RIGHT-2 was a pre-hospital-initiated multicentre randomized sham-controlled blinded-endpoint trial that randomized patients with presumed ultra-acute stroke within 4 h of symptom onset to transdermal GTN or sham. Final diagnosis was determined by site investigators. The primary outcome was a shift in modified Rankin Scale (mRS) scores at 90 days analysed using ordinal logistic regression reported as adjusted common odds ratio with 95% confidence intervals (CIs). Secondary outcomes included death or dependence (mRS >2).
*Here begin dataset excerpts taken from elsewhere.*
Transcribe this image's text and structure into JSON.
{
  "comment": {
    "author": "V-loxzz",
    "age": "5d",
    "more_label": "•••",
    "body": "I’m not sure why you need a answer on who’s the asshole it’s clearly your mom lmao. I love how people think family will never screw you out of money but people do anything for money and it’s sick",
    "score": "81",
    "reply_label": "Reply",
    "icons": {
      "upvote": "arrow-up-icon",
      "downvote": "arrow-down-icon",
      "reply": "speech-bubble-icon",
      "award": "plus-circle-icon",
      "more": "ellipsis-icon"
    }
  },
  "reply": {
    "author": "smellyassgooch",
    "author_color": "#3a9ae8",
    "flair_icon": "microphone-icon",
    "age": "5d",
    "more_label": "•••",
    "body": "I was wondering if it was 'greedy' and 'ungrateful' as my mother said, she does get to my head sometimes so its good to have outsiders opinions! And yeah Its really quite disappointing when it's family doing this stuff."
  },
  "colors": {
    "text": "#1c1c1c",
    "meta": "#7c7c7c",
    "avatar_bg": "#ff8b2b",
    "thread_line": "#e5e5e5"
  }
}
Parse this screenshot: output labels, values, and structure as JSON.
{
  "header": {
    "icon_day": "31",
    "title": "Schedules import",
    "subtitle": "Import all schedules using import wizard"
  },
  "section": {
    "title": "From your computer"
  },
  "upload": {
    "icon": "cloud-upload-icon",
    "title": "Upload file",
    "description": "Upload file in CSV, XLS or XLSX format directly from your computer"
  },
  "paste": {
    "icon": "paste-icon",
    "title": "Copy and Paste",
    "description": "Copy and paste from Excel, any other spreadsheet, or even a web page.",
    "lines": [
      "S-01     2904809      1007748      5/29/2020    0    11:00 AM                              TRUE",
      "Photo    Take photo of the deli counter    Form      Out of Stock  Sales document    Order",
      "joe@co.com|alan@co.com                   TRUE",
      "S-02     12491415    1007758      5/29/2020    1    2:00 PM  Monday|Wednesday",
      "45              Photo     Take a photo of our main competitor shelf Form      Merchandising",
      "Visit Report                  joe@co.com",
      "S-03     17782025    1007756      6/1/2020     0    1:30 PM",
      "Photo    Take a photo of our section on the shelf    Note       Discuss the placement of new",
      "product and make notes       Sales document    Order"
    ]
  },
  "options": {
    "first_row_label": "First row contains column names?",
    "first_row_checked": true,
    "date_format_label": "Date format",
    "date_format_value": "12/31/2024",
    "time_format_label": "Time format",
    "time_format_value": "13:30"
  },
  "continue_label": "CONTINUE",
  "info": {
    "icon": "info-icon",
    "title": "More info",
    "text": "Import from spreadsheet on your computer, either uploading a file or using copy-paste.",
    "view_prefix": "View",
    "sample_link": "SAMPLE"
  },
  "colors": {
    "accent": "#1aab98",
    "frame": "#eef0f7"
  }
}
In all, 109 of 1149 (9.5%) patients had a final diagnosis of TIA (GTN 57, sham 52) with mean age 73 (SD 13) years, 19 (17.4%) had pre-morbid mRS >2, and onset to randomization was 80 min (interquartile range 49, 105). GTN lowered blood pressure by 7.4/5.2 mmHg compared with sham by hospital arrival. At day 90, GTN had no effect on shift in mRS scores (common odds ratio for increased dependence 1.47, 95% CI 0.70-3.11) but was associated with increased death or dependence (mRS >2): GTN 29 (51.8%) versus sham 23 (46.9%), odds ratio 3.86 (95% CI 1.09-13.59).
Pre-hospital ultra-acute transdermal GTN did not improve overall functional outcome in patients with investigator-diagnosed TIA compared with sham treatment.
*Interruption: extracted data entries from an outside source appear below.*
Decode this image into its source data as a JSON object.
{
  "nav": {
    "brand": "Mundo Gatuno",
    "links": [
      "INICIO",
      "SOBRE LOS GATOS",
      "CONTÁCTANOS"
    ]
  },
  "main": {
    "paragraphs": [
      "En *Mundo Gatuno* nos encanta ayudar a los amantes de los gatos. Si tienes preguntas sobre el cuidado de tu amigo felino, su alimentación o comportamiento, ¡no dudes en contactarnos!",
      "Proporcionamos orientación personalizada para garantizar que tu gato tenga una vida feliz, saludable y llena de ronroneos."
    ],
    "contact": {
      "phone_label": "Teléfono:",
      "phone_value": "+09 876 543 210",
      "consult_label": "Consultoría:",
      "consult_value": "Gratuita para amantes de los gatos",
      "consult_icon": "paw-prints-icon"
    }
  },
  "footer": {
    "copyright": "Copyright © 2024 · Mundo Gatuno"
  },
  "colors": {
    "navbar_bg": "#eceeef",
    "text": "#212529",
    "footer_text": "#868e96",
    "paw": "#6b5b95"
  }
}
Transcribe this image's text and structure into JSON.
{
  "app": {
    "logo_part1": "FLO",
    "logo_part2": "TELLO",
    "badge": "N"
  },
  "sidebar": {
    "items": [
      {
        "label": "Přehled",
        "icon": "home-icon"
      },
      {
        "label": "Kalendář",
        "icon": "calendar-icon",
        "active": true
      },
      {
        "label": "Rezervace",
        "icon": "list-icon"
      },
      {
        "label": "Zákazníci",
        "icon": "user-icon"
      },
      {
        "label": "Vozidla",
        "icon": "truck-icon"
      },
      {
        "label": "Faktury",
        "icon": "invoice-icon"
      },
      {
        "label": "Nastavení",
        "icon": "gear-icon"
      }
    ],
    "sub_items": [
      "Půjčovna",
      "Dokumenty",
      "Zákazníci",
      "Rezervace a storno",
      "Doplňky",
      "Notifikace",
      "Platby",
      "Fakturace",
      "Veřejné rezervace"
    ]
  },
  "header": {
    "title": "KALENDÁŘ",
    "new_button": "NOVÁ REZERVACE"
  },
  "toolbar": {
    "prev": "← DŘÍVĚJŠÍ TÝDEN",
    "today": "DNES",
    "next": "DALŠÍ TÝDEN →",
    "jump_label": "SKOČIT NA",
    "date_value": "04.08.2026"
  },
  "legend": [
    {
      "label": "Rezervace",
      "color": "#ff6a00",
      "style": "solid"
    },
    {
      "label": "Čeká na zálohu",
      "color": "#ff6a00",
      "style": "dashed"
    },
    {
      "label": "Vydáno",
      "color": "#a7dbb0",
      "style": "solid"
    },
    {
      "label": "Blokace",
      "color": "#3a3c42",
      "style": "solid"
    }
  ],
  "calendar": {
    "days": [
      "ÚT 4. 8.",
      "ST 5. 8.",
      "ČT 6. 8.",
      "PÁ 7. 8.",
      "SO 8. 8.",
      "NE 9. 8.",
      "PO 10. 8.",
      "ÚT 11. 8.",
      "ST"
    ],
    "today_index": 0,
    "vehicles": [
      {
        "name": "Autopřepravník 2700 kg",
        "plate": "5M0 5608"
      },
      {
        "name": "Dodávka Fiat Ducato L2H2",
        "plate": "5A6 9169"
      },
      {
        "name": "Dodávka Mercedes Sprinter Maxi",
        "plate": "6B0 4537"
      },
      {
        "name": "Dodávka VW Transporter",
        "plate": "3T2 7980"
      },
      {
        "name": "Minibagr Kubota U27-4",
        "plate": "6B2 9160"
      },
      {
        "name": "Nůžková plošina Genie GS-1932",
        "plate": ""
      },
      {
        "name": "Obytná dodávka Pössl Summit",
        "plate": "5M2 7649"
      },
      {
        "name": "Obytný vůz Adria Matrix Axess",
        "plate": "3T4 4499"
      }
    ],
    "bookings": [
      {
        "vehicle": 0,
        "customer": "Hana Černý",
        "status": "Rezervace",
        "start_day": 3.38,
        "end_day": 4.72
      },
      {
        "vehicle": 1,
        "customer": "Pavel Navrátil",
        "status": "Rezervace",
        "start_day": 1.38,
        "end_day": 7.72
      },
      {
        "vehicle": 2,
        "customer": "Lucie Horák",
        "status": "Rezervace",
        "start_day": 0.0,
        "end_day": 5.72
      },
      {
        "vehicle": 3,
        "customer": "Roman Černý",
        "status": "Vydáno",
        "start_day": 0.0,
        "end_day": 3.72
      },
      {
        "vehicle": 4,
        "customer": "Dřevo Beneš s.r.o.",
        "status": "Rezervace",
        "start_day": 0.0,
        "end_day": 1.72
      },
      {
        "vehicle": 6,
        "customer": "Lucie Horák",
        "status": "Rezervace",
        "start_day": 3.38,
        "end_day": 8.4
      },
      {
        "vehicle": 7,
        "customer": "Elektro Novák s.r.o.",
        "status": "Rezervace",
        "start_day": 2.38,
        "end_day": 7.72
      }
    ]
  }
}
评估疑似脑卒中患者干预措施的救护车试验将招募目前有症状但会演变为短暂性脑缺血发作(TIA)的患者。在高血压性脑卒中试验 2 期(RIGHT-2)中,对甘油三硝酸酯(GTN)在 TIA 亚组患者中的安全性和有效性进行了预设定组评估。
RIGHT-2 是一项在发病 4 小时内进行的、以预医院启动为特点的、多中心、随机、假对照、盲终点试验,将假定为超急性脑卒中的患者随机分配至经皮 GTN 或假对照治疗。最终诊断由现场研究者确定。主要结局是使用有序逻辑回归分析,以调整后的常见比值比(OR)及其 95%置信区间(CI)报告的 90 天改良 Rankin 量表(mRS)评分变化,该分析为意向性治疗分析。次要结局包括死亡或依赖(mRS >2)。
在总共 1149 例患者中,109 例(9.5%)患者的最终诊断为 TIA(GTN 57 例,假对照 52 例),平均年龄 73(13)岁,19 例(17.4%)有预先存在的 mRS >2,发病至随机分组时间为 80 分钟(四分位间距 49,105)。与假对照相比,GTN 可使血压在入院时降低 7.4/5.2mmHg。在第 90 天,GTN 对 mRS 评分的变化没有影响(增加依赖的常见 OR 为 1.47,95%CI 0.70-3.11),但与增加的死亡或依赖(mRS >2)相关:GTN 29 例(51.8%)与假对照 23 例(46.9%),OR 为 3.86(95%CI 1.09-13.59)。
与假对照治疗相比,院前超急性经皮 GTN 并不能改善经研究者诊断为 TIA 的患者的整体功能结局。